All praise to Wotan, for creating commonsense real Americans who can get behind "South Pacific."One banner read: “Wagner: Loved by Nazis, Rejected by Humans.” Another said: “L.A. County: $14 Million to promote Nazi Wagner, Layoffs for Music Teachers.”
The protesters identified themselves as supporters for [sic] Lyndon LaRouche, the eccentric political activist and frequent presidential candidate who once led the U.S. Labor Party. The group handed out fliers published by the Schiller Institute, an organization founded by LaRouche’s wife, Helga.
The fliers denounced Wagner’s anti-Semitic personal views and criticized the county for rescuing the opera company. “Does Los Angeles County have nothing better to do … than bail out L.A. Opera, so that it can celebrate the monstrous sexual fantasies, and the cult of violence, of that vile anti-Semite, Wagner?” read the flier.
Stephen Rountree, who serves as chief operating officer of L.A. Opera and president of the Music Center, said in a statement that “dialogue is good and we welcome all conversations” in connection to the “Ring.”
In December, the L.A. County Board of Supervisors approved a $14-million loan to the opera company, which at the time said it was $20 million in debt. The loan is intended to help keep L.A. Opera afloat through mid-2010.
[...]
Brittany Gash of Inglewood was attending “South Pacific” at the Ahmanson Theater but stopped to survey the action. “I think the ‘Ring’ Festival is a sham,” she said. “I consider myself a music lover, but I don’t think Angelenos can relate to this production. It’s not an accessible piece for the public.”
Joke: Combine "accessibility" & "mentally handicapped." Also, laugh at "Brittany Gash."
4 comments:
Ha ha, "Bittany Gash". You couldn't make that one up.
P.
Journalism Editor Har-rumphs:
Hope the reporter confirmed it.
We could make up "Brittany Spears Gash," but that would be typical.
“Wagner: Loved by Nazis, Rejected by Humans.”

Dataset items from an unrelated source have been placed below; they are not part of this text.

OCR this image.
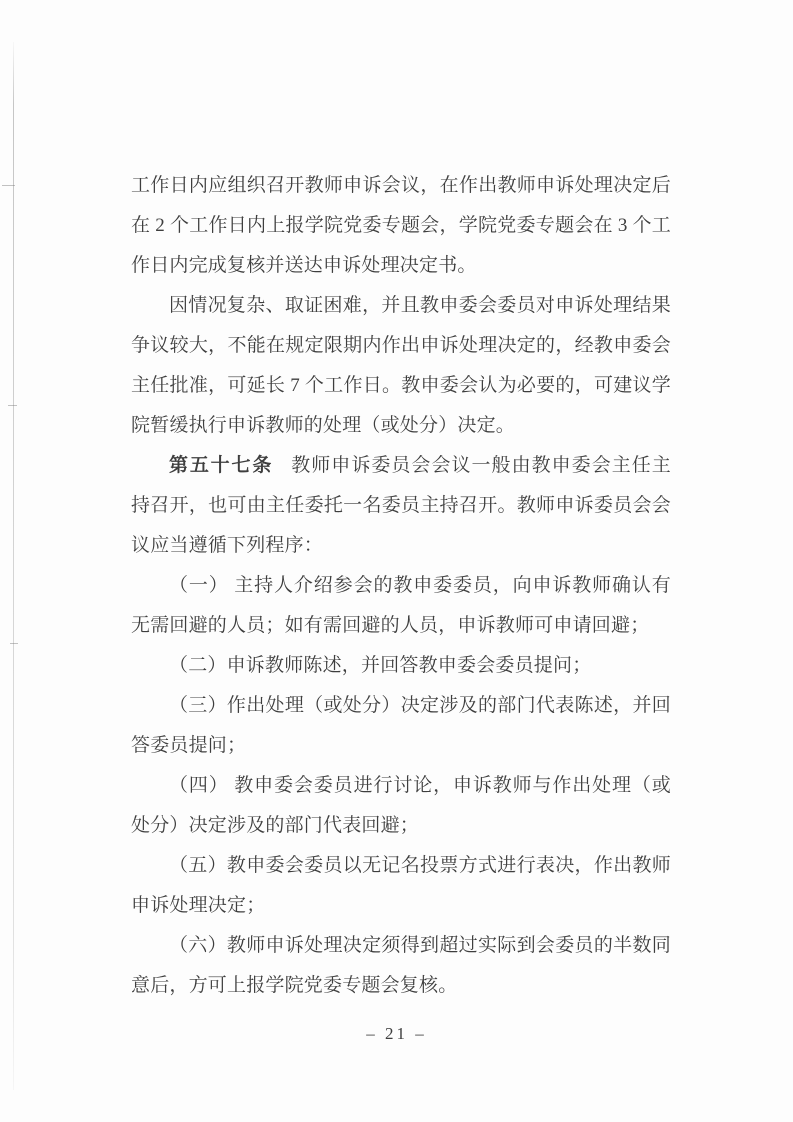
工作日内应组织召开教师申诉会议，在作出教师申诉处理决定后在 2 个工作日内上报学院党委专题会，学院党委专题会在 3 个工作日内完成复核并送达申诉处理决定书。

因情况复杂、取证困难，并且教申委会委员对申诉处理结果争议较大，不能在规定限期内作出申诉处理决定的，经教申委会主任批准，可延长 7 个工作日。教申委会认为必要的，可建议学院暂缓执行申诉教师的处理（或处分）决定。

第五十七条 教师申诉委员会会议一般由教申委会主任主持召开，也可由主任委托一名委员主持召开。教师申诉委员会会议应当遵循下列程序：

（一） 主持人介绍参会的教申委委员，向申诉教师确认有无需回避的人员；如有需回避的人员，申诉教师可申请回避；

（二）申诉教师陈述，并回答教申委会委员提问；

（三）作出处理（或处分）决定涉及的部门代表陈述，并回答委员提问；

（四） 教申委会委员进行讨论，申诉教师与作出处理（或处分）决定涉及的部门代表回避；

（五）教申委会委员以无记名投票方式进行表决，作出教师申诉处理决定；

（六）教师申诉处理决定须得到超过实际到会委员的半数同意后，方可上报学院党委专题会复核。

– 21 –
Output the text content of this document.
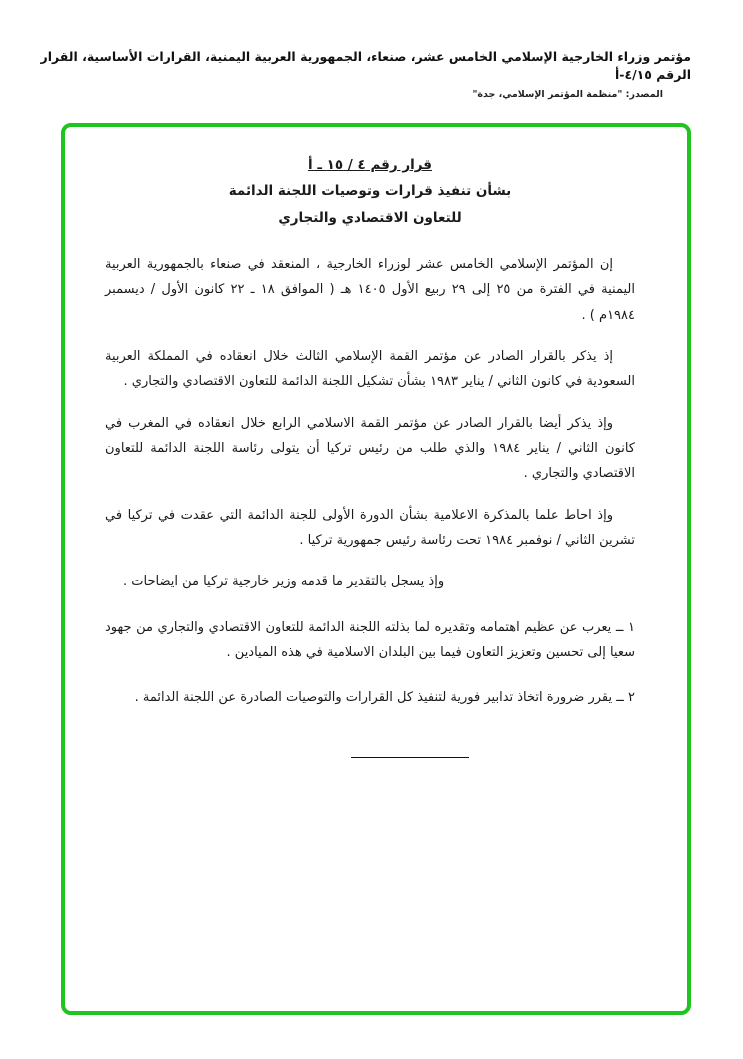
مؤتمر وزراء الخارجية الإسلامي الخامس عشر، صنعاء، الجمهورية العربية اليمنية، القرارات الأساسية، القرار الرقم ٤/١٥-أ
المصدر: "منظمة المؤتمر الإسلامي، جدة"
قرار رقم ٤ / ١٥ ـ أ
بشأن تنفيذ قرارات وتوصيات اللجنة الدائمة
للتعاون الاقتصادي والتجاري

إن المؤتمر الإسلامي الخامس عشر لوزراء الخارجية ، المنعقد في صنعاء بالجمهورية العربية اليمنية في الفترة من ٢٥ إلى ٢٩ ربيع الأول ١٤٠٥ هـ ( الموافق ١٨ ـ ٢٢ كانون الأول / ديسمبر ١٩٨٤م ) .

إذ يذكر بالقرار الصادر عن مؤتمر القمة الإسلامي الثالث خلال انعقاده في المملكة العربية السعودية في كانون الثاني / يناير ١٩٨٣ بشأن تشكيل اللجنة الدائمة للتعاون الاقتصادي والتجاري .

وإذ يذكر أيضا بالقرار الصادر عن مؤتمر القمة الاسلامي الرابع خلال انعقاده في المغرب في كانون الثاني / يناير ١٩٨٤ والذي طلب من رئيس تركيا أن يتولى رئاسة اللجنة الدائمة للتعاون الاقتصادي والتجاري .

وإذ احاط علما بالمذكرة الاعلامية بشأن الدورة الأولى للجنة الدائمة التي عقدت في تركيا في تشرين الثاني / نوفمبر ١٩٨٤ تحت رئاسة رئيس جمهورية تركيا .

وإذ يسجل بالتقدير ما قدمه وزير خارجية تركيا من ايضاحات .

١ ــ يعرب عن عظيم اهتمامه وتقديره لما بذلته اللجنة الدائمة للتعاون الاقتصادي والتجاري من جهود سعيا إلى تحسين وتعزيز التعاون فيما بين البلدان الاسلامية في هذه الميادين .

٢ ــ يقرر ضرورة اتخاذ تدابير فورية لتنفيذ كل القرارات والتوصيات الصادرة عن اللجنة الدائمة .
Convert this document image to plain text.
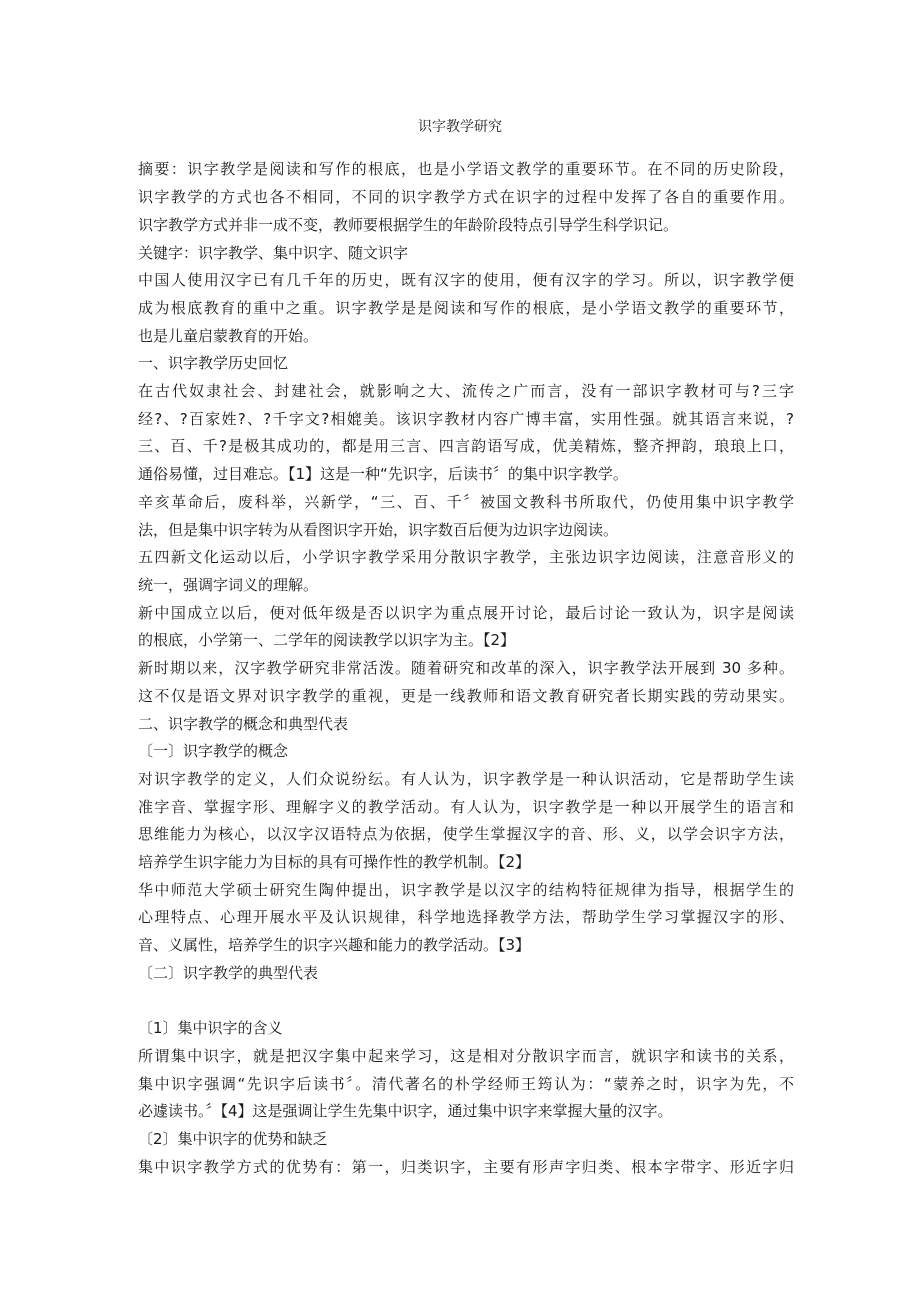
识字教学研究
摘要：识字教学是阅读和写作的根底，也是小学语文教学的重要环节。在不同的历史阶段，
识字教学的方式也各不相同，不同的识字教学方式在识字的过程中发挥了各自的重要作用。
识字教学方式并非一成不变，教师要根据学生的年龄阶段特点引导学生科学识记。
关键字：识字教学、集中识字、随文识字
中国人使用汉字已有几千年的历史，既有汉字的使用，便有汉字的学习。所以，识字教学便
成为根底教育的重中之重。识字教学是是阅读和写作的根底，是小学语文教学的重要环节，
也是儿童启蒙教育的开始。
一、识字教学历史回忆
在古代奴隶社会、封建社会，就影响之大、流传之广而言，没有一部识字教材可与?三字
经?、?百家姓?、?千字文?相媲美。该识字教材内容广博丰富，实用性强。就其语言来说，?
三、百、千?是极其成功的，都是用三言、四言韵语写成，优美精炼，整齐押韵，琅琅上口，
通俗易懂，过目难忘。【1】这是一种“先识字，后读书〞的集中识字教学。
辛亥革命后，废科举，兴新学，“三、百、千〞被国文教科书所取代，仍使用集中识字教学
法，但是集中识字转为从看图识字开始，识字数百后便为边识字边阅读。
五四新文化运动以后，小学识字教学采用分散识字教学，主张边识字边阅读，注意音形义的
统一，强调字词义的理解。
新中国成立以后，便对低年级是否以识字为重点展开讨论，最后讨论一致认为，识字是阅读
的根底，小学第一、二学年的阅读教学以识字为主。【2】
新时期以来，汉字教学研究非常活泼。随着研究和改革的深入，识字教学法开展到 30 多种。
这不仅是语文界对识字教学的重视，更是一线教师和语文教育研究者长期实践的劳动果实。
二、识字教学的概念和典型代表
〔一〕识字教学的概念
对识字教学的定义，人们众说纷纭。有人认为，识字教学是一种认识活动，它是帮助学生读
准字音、掌握字形、理解字义的教学活动。有人认为，识字教学是一种以开展学生的语言和
思维能力为核心，以汉字汉语特点为依据，使学生掌握汉字的音、形、义，以学会识字方法，
培养学生识字能力为目标的具有可操作性的教学机制。【2】
华中师范大学硕士研究生陶仲提出，识字教学是以汉字的结构特征规律为指导，根据学生的
心理特点、心理开展水平及认识规律，科学地选择教学方法，帮助学生学习掌握汉字的形、
音、义属性，培养学生的识字兴趣和能力的教学活动。【3】
〔二〕识字教学的典型代表
〔1〕集中识字的含义
所谓集中识字，就是把汉字集中起来学习，这是相对分散识字而言，就识字和读书的关系，
集中识字强调“先识字后读书〞。清代著名的朴学经师王筠认为：“蒙养之时，识字为先，不
必遽读书。〞【4】这是强调让学生先集中识字，通过集中识字来掌握大量的汉字。
〔2〕集中识字的优势和缺乏
集中识字教学方式的优势有：第一，归类识字，主要有形声字归类、根本字带字、形近字归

In fact they banned or discouraged performances of his music. You could look it up. As my mate Laon notes:
"You can, for example, remember that the Nazi Party hierarchy much preferred Beethoven; that Liszt was the composer used for the signature tune for Nazi broadcasts; that Hitler’s favourite composer in the end was not Wagner but Lehar; that the Nazis banned Parsifal in 1939, principally because of the pacifist content, though Goebbels also complained that it was “too pious”; that they asked for no further productions of the Ring cycle after 1942 (it seems Wagner’s message finally got through: people who seek power lose everything they love, and the ability to love; and they experience ignominious downfall); and that immediately after the Nazis taking power, and control of the operatic repertoire, performances of Wagner opera reduced in number.
"This withdrawal of Wagner from the German operatic repertoire continued and accelerated throughout the Nazi period, 1933-1945. The operatic composers who lost favour under the Nazis were (1) Wagner, followed by (2) Mozart. The composers who rose in frequency of performance while the Nazis controlled the opera houses were (1) Lortzing, and (2) Puccini. Verdi also did well. I don’t think this was really because the Nazis understood Wagner’s messages enough to see how hostile they were to their enterprise. It was more that his operas were complex, hard, and made people think: their disappearance from the repertoire was part of a general dumbing down of culture under Nazi rule."